Date of Award
Fall 2022
Document Type
Dissertation
Degree Name
Doctor of Philosophy (PhD)
Department
Experimental Pathology
First Advisor
Levine, Morgan
Abstract
Aging is associated with dramatic changes to DNA methylation (DNAm), although the causes and consequences of such alterations are unknown. Our ability to experimentally uncover mechanisms of epigenetic aging would be greatly enhanced by our ability to study and manipulate these changes using in vitro models. However, it remains unclear whether the changes elicited by cells in culture can serve as a model of what is observed in aging tissues in vivo.
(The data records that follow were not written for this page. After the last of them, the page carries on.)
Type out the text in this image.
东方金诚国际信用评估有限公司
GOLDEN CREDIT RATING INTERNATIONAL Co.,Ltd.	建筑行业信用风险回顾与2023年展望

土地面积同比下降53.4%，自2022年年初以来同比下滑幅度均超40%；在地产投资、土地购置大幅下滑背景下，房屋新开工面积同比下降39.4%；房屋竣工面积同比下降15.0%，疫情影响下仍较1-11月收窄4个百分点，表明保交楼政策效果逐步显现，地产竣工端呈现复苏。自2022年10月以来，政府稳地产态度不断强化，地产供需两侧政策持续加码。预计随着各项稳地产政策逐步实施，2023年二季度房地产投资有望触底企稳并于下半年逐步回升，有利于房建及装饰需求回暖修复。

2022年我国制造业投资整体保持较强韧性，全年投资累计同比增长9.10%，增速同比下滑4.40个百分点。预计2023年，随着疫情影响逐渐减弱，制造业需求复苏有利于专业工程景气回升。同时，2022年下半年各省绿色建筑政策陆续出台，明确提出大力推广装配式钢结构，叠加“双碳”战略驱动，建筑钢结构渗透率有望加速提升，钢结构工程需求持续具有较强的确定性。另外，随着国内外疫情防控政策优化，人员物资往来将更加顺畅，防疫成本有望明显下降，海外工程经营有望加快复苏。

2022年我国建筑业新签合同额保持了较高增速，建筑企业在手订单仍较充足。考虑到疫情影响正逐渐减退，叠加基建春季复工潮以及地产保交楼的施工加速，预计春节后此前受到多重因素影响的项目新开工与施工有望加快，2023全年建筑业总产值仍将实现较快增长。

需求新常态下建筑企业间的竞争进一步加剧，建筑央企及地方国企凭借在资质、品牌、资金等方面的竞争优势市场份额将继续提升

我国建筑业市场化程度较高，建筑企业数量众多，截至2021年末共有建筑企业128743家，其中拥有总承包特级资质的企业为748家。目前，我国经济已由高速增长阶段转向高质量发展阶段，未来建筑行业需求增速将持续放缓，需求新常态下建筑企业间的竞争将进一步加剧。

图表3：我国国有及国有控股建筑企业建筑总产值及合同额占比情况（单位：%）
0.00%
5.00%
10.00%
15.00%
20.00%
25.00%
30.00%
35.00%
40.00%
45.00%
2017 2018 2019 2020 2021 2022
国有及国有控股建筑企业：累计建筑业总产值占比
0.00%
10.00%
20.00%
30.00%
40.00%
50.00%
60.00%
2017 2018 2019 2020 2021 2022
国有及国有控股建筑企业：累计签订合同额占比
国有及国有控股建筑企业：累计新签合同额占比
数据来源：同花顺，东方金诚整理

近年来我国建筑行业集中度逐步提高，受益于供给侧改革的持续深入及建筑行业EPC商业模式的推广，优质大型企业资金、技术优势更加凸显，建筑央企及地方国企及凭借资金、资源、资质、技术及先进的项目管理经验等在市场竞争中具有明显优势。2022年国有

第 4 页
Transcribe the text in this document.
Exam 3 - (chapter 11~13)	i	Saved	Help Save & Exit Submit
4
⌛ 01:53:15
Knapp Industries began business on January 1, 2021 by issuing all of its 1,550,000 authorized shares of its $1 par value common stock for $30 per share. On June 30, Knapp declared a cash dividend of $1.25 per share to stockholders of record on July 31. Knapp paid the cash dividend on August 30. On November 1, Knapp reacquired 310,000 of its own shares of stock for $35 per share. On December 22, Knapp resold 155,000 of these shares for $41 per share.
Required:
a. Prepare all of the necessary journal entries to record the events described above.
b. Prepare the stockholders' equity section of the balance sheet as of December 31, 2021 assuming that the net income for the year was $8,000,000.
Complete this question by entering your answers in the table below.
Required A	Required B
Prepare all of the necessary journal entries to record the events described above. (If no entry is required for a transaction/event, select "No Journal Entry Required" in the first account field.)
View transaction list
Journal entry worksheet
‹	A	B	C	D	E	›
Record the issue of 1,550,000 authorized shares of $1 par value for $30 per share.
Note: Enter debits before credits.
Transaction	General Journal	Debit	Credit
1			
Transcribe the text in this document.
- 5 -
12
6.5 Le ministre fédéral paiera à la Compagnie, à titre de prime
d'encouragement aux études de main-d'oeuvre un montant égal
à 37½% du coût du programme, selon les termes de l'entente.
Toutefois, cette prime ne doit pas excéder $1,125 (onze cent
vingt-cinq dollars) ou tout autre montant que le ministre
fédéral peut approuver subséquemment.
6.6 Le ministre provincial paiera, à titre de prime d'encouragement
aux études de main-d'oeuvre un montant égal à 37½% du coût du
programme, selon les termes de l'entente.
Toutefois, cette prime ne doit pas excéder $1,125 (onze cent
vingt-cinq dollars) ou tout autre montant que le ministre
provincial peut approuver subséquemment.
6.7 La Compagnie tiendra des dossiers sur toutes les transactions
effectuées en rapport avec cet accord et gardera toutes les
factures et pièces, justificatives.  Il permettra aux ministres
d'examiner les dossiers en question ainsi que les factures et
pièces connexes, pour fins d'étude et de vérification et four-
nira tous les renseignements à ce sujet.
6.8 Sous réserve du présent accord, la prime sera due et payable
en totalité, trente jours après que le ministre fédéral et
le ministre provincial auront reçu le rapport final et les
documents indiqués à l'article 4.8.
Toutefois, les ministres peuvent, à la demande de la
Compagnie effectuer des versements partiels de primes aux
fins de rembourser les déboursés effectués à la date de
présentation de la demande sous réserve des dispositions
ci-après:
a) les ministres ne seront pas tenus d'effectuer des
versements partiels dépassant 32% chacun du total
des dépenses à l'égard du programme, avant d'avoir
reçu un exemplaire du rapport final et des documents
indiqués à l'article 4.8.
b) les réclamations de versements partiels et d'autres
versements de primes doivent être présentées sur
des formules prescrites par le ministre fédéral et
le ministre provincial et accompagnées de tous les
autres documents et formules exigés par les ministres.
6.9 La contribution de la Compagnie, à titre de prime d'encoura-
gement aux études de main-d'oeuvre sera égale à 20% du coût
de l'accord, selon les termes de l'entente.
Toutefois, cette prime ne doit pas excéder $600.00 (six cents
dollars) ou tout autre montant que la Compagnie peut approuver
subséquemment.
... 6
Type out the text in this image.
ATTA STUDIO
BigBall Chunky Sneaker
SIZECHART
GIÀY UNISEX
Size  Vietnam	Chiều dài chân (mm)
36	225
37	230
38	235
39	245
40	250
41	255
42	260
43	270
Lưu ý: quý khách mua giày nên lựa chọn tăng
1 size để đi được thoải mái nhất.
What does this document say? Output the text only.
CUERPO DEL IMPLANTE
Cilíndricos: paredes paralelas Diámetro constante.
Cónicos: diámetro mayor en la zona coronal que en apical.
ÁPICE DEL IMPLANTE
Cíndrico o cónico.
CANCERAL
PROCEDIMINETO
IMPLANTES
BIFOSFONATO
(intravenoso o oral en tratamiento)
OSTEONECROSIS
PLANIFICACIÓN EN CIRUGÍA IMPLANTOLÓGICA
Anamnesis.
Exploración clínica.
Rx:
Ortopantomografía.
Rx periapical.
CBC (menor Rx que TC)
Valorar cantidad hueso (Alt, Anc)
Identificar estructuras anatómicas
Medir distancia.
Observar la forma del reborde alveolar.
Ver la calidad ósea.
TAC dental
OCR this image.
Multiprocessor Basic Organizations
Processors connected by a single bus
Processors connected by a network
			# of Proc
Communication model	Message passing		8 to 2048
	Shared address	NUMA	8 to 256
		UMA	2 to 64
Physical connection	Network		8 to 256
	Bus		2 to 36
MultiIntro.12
To test this, I developed a computational platform utilizing machine learning (elastic net regression modeling) and consensus clustering to identify modules of CpGs that covary across cumulative doublings in cell culture and throughout aging and disease. I created serially passaged murine (mouse embryonic fibroblasts) and human (hTERT immortalized astrocytes) cell models and established physiologically relevant perturbations in culture are driven by cellular replication, not senescence. Such multi-tissue aging signals we’re modulable by caloric restriction and re-programming and could be used to detect risk of tumorigenesis. I show a pure epigenetic signature of cellular replication – termed CellDRIFT – distinguishes tumor from normal tissue and is escalated in normal breast tissue from cancer patients. Additionally, within-person tissue differences are correlated with both predicted lifetime tissue-specific stem cell divisions and tissue-specific cancer risk. Enrichment analysis implicates Polycomb (PcG) group factors as the important regulators and link, suggesting repeated mitotic turnover and re-methylation events over the life course may establish disease prone DNAm states via chromatin re-organization. Overall, this dissertation supports the concept that physiologically relevant aging changes can be induced in vitro and used to uncover mechanistic insights into epigenetic aging and disease.
Recommended Citation
Minteer, Christopher, "Deciphering Fact from Fiction: Utilizing Machine Learning to Extract Drivers of Epigenetic Aging in Cell Culture" (2022). Yale Graduate School of Arts and Sciences Dissertations. 720.